Language filter for digitised content

The search engine on eluxemburgensia.lu now features a language filter, which allows users to narrow the search results to one or more languages. The newspapers, books and historical magazines digitised by the BnL bear witness to the culture of multilingualism present in Luxembourg and often bring together different languages on the same page. Although most of the content is in German and French, there is also content in Luxembourgish, English and other languages. The new filter allows, for example, a user who prefers to read only one of the languages, to filter out German, French or Luxembourgish content.

We encourage the users of eluxemburgensia to make their searches in different languages. The language filter allows you to easily determine if only content in a certain language was found and if it would be useful to search with translated keywords.

The language information has been integrated into the metadata of the digitised documents and can now also be used for data analysis.

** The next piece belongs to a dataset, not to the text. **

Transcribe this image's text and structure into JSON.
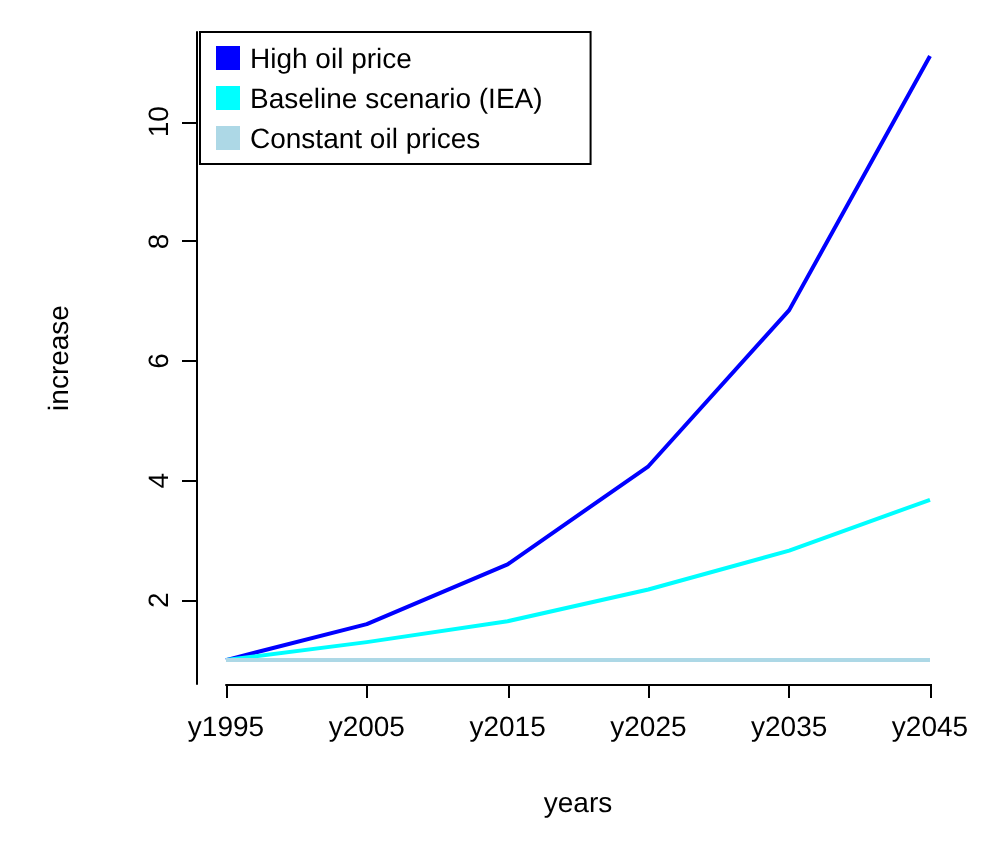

In fact, algorithms for automatic language processing are often language-dependent and this work provides a good basis for the development of new tools for the analysis of historical texts.

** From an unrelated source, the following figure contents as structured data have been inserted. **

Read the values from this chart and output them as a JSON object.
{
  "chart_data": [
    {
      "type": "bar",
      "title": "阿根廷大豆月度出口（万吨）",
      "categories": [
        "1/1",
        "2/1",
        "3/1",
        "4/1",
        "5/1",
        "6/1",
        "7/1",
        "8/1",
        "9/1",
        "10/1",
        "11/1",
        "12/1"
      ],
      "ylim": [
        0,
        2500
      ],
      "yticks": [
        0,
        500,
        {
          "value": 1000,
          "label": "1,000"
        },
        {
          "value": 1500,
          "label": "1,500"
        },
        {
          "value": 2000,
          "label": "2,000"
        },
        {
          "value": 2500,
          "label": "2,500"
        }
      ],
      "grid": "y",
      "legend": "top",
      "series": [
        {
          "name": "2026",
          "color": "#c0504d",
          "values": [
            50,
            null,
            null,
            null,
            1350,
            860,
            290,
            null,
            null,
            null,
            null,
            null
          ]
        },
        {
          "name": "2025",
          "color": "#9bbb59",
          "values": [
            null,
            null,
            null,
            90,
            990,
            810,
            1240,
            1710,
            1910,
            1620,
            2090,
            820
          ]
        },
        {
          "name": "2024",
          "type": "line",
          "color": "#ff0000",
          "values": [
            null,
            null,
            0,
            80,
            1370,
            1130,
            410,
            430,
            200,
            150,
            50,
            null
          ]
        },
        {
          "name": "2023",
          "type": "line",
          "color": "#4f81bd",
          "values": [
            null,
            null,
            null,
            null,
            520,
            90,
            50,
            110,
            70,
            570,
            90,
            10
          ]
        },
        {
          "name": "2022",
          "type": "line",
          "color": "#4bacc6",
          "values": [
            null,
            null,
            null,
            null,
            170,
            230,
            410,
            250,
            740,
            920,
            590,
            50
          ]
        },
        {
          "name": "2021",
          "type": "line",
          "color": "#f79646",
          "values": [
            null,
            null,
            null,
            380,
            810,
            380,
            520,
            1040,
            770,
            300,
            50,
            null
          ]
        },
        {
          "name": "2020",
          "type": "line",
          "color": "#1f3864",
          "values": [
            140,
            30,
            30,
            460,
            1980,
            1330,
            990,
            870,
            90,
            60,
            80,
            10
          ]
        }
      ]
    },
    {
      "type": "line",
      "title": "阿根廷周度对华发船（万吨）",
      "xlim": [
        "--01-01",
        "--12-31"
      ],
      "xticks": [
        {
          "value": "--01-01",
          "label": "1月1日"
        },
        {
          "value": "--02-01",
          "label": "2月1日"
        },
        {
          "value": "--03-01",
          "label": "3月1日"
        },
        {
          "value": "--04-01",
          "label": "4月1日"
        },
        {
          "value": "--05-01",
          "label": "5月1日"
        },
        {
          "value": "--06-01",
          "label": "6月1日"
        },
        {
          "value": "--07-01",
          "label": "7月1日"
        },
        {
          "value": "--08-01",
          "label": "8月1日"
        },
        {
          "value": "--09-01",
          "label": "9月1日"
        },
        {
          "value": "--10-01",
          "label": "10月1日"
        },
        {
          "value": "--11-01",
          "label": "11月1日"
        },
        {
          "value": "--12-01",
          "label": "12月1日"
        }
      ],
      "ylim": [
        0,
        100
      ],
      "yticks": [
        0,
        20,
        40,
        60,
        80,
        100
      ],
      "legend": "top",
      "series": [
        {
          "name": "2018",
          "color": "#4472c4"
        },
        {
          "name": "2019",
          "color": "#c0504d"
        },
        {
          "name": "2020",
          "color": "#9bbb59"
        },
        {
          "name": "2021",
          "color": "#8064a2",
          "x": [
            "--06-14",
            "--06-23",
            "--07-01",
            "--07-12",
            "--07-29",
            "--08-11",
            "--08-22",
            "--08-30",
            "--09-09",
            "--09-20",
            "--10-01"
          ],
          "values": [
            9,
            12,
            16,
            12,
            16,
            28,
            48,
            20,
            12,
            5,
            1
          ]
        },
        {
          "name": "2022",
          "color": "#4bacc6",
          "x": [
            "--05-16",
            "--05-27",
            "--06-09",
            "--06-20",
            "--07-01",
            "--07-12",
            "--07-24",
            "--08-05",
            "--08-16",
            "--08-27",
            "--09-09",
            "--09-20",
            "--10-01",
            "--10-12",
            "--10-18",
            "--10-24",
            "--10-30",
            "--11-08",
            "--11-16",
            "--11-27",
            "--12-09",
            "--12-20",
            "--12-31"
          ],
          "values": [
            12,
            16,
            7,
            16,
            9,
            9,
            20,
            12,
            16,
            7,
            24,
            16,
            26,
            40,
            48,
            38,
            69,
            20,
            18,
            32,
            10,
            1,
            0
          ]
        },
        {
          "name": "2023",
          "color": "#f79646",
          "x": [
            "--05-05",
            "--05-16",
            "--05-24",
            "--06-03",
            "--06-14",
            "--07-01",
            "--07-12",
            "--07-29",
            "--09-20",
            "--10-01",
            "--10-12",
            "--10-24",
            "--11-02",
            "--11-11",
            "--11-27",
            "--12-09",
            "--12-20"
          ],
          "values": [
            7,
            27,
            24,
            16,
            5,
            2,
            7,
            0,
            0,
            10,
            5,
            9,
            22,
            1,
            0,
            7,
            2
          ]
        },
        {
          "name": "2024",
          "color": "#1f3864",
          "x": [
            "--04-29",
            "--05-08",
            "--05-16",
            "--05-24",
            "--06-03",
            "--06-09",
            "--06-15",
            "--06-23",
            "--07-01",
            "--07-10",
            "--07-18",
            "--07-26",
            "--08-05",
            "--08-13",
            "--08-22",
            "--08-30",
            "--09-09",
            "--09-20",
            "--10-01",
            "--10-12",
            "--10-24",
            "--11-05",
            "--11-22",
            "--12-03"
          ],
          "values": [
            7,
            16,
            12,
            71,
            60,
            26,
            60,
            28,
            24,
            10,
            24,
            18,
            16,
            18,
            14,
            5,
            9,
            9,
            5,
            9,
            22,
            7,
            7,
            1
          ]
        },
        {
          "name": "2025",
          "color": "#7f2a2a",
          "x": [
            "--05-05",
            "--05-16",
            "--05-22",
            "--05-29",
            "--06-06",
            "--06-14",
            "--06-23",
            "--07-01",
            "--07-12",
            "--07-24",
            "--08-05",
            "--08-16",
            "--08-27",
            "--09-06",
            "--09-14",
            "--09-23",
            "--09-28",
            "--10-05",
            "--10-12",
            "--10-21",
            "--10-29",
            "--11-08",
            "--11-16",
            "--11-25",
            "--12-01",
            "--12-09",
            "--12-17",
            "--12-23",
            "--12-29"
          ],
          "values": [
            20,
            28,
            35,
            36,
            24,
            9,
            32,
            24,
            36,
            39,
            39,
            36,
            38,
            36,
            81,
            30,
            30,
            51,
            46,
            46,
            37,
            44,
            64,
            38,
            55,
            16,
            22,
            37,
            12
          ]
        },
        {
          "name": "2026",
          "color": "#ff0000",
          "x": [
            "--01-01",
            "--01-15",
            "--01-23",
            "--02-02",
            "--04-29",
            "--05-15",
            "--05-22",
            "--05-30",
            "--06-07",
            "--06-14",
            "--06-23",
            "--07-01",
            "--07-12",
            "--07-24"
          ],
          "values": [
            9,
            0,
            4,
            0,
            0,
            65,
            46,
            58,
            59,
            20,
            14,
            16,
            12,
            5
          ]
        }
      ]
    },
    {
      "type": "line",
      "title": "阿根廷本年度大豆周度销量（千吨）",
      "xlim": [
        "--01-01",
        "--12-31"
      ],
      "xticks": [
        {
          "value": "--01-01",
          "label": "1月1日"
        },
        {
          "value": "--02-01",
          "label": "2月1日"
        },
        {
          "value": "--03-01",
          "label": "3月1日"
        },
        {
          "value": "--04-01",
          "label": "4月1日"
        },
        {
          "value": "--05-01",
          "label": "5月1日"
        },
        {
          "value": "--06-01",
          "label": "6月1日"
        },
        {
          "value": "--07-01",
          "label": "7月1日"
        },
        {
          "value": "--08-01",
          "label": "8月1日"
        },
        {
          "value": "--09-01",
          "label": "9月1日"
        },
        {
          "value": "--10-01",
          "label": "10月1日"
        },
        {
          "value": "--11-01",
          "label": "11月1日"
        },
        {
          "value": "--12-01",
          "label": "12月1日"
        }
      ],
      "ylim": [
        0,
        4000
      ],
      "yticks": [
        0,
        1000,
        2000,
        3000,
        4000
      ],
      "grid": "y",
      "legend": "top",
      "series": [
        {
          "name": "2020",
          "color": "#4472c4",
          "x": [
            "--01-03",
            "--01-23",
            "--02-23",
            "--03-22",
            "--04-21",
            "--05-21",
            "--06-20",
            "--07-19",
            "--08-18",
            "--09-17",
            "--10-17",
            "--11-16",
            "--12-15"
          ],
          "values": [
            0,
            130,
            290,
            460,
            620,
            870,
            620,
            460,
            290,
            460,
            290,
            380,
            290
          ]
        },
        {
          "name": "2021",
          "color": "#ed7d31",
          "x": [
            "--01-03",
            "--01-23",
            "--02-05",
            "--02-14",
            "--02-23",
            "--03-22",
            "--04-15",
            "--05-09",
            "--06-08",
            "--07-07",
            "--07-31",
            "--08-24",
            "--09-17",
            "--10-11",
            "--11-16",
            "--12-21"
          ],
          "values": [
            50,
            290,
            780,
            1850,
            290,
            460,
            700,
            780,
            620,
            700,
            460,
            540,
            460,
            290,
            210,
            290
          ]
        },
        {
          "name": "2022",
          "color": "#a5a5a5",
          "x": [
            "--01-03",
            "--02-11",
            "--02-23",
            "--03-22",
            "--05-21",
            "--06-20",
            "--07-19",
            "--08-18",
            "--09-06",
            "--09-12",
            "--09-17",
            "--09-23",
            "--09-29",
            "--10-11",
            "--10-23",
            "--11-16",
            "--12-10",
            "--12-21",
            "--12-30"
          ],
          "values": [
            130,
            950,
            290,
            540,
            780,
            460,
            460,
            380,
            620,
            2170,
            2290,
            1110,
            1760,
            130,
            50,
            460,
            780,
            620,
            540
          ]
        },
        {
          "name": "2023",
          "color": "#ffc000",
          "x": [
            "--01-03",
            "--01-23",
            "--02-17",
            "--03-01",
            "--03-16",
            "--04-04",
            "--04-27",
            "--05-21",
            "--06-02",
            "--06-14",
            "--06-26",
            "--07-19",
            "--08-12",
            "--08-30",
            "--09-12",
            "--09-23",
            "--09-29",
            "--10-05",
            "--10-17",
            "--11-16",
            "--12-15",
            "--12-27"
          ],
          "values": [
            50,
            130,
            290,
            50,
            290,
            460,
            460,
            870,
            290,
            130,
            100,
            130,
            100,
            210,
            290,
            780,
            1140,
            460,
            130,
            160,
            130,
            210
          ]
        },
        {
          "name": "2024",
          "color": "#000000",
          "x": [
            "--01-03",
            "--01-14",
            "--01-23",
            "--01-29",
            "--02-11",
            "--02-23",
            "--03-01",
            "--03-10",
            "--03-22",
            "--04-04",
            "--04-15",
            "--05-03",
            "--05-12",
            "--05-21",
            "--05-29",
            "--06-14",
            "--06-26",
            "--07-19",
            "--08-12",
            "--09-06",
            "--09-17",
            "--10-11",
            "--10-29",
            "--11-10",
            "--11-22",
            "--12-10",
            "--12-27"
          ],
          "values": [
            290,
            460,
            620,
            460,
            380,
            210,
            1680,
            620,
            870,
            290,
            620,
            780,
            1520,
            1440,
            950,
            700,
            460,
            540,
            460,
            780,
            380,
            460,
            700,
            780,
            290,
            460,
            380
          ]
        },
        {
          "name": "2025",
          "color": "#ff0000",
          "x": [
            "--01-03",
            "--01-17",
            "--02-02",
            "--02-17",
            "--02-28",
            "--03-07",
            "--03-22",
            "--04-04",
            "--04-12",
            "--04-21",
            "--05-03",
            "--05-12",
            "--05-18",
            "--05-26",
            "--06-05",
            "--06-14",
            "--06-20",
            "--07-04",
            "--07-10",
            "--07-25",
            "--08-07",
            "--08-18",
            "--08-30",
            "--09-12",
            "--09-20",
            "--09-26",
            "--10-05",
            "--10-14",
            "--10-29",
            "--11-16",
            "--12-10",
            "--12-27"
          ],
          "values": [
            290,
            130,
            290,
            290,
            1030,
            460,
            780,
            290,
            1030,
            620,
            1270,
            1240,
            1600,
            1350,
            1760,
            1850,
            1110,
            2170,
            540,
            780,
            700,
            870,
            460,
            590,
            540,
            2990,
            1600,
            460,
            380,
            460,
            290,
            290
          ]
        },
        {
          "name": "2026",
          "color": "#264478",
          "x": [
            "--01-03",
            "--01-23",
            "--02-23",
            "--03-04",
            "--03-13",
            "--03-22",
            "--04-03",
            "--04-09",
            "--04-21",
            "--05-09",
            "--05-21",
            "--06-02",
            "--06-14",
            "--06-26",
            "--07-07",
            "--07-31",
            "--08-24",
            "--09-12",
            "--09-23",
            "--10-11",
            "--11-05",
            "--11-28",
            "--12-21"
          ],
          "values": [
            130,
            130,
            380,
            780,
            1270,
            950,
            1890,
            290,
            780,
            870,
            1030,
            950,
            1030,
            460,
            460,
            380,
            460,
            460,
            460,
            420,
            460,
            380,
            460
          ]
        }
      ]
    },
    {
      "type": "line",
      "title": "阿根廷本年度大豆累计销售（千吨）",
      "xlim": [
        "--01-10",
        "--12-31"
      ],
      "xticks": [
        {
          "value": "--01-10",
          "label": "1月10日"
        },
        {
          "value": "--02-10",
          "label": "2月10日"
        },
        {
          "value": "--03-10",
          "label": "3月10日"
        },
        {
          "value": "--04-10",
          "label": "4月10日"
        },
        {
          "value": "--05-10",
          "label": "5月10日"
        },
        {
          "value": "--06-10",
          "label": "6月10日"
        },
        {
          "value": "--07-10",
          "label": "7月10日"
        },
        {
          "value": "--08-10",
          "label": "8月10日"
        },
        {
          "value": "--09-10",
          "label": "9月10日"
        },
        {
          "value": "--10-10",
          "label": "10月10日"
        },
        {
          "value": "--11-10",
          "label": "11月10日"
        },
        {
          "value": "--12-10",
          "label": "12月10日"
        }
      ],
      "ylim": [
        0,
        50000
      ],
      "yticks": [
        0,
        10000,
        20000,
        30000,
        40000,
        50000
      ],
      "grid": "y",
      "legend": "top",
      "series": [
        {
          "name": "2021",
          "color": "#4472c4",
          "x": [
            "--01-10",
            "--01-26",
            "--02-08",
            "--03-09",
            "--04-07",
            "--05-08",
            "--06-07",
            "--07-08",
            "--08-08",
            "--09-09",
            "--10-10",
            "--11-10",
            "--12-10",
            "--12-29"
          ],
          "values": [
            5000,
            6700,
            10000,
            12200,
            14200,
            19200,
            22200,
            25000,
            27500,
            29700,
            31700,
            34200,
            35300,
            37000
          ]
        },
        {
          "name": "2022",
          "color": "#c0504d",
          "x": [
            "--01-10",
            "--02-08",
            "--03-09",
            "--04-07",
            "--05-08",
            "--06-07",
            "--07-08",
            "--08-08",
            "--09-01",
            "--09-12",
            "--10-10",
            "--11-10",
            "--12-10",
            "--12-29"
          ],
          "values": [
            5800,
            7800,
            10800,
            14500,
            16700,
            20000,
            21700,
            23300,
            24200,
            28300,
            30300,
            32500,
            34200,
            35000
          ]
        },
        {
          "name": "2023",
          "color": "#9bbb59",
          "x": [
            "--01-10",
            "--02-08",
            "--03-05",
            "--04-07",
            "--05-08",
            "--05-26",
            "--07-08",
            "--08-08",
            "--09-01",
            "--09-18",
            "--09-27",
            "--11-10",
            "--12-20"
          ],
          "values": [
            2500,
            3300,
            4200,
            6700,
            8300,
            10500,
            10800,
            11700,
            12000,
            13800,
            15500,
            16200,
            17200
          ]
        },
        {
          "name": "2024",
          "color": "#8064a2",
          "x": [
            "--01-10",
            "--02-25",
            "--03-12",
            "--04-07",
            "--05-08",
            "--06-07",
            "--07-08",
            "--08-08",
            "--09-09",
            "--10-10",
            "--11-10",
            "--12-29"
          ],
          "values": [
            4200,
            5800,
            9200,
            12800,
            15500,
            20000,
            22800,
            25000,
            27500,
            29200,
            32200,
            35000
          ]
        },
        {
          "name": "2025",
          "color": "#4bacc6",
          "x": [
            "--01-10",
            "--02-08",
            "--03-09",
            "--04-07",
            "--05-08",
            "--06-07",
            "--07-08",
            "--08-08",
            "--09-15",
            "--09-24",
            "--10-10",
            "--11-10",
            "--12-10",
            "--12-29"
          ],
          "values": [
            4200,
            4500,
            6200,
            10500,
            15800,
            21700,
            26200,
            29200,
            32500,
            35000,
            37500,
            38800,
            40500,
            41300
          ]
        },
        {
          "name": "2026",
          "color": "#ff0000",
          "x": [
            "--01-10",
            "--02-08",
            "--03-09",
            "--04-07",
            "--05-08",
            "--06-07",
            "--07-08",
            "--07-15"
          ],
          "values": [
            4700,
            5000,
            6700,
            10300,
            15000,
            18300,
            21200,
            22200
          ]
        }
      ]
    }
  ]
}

Which languages are represented?

The two main languages are German, which accounts for 67% of the total, followed by French at 31,3%. Luxembourgish is represented in a much smaller proportion, with just over 118,123 articles (or 1,4%), while English, with 10,149 articles (or 0,1%), is considered a minority.

This is followed by 15 other lesser used languages:

Latin 1959
Italian 1379
Portuguese 212
Polish 168
Dutch 78
Spanish 32
Esperanto 15
Hungarian 14
Croatian 8
Ido 4
Danish 2
Irish 2
Bosnian 2
Russian 2
Slovenian 1

What is the language detection process?

While language determination for monographs is based on bibliographic records, the process is more complicated for serial articles for which no such data exists. As optical character recognition (OCR) is not yet perfect and as some types of texts, such as lists of names, do not have an identifiable language, the algorithm developed by the BnL uses several complementary heuristics:

  • A vote between the standard algorithms fasttext, cld3 and langid
  • Dictionaries of the languages identified in the collection
  • Measures of OCR quality
  • Information about other articles in the periodical

For languages with fewer than 1,000 articles, the texts are reviewed by hand to check that the algorithm has indeed determined the correct language. This allows some accuracy to be maintained for marginal languages. For the remaining articles, the language is not manually reviewed and inaccuracies remain. In addition, there are multilingual articles (e.g. one part in French, another in German) for which the dominant language is chosen. Finally, some content, such as lists of sports results, do not lend themselves to this kind of language determination process.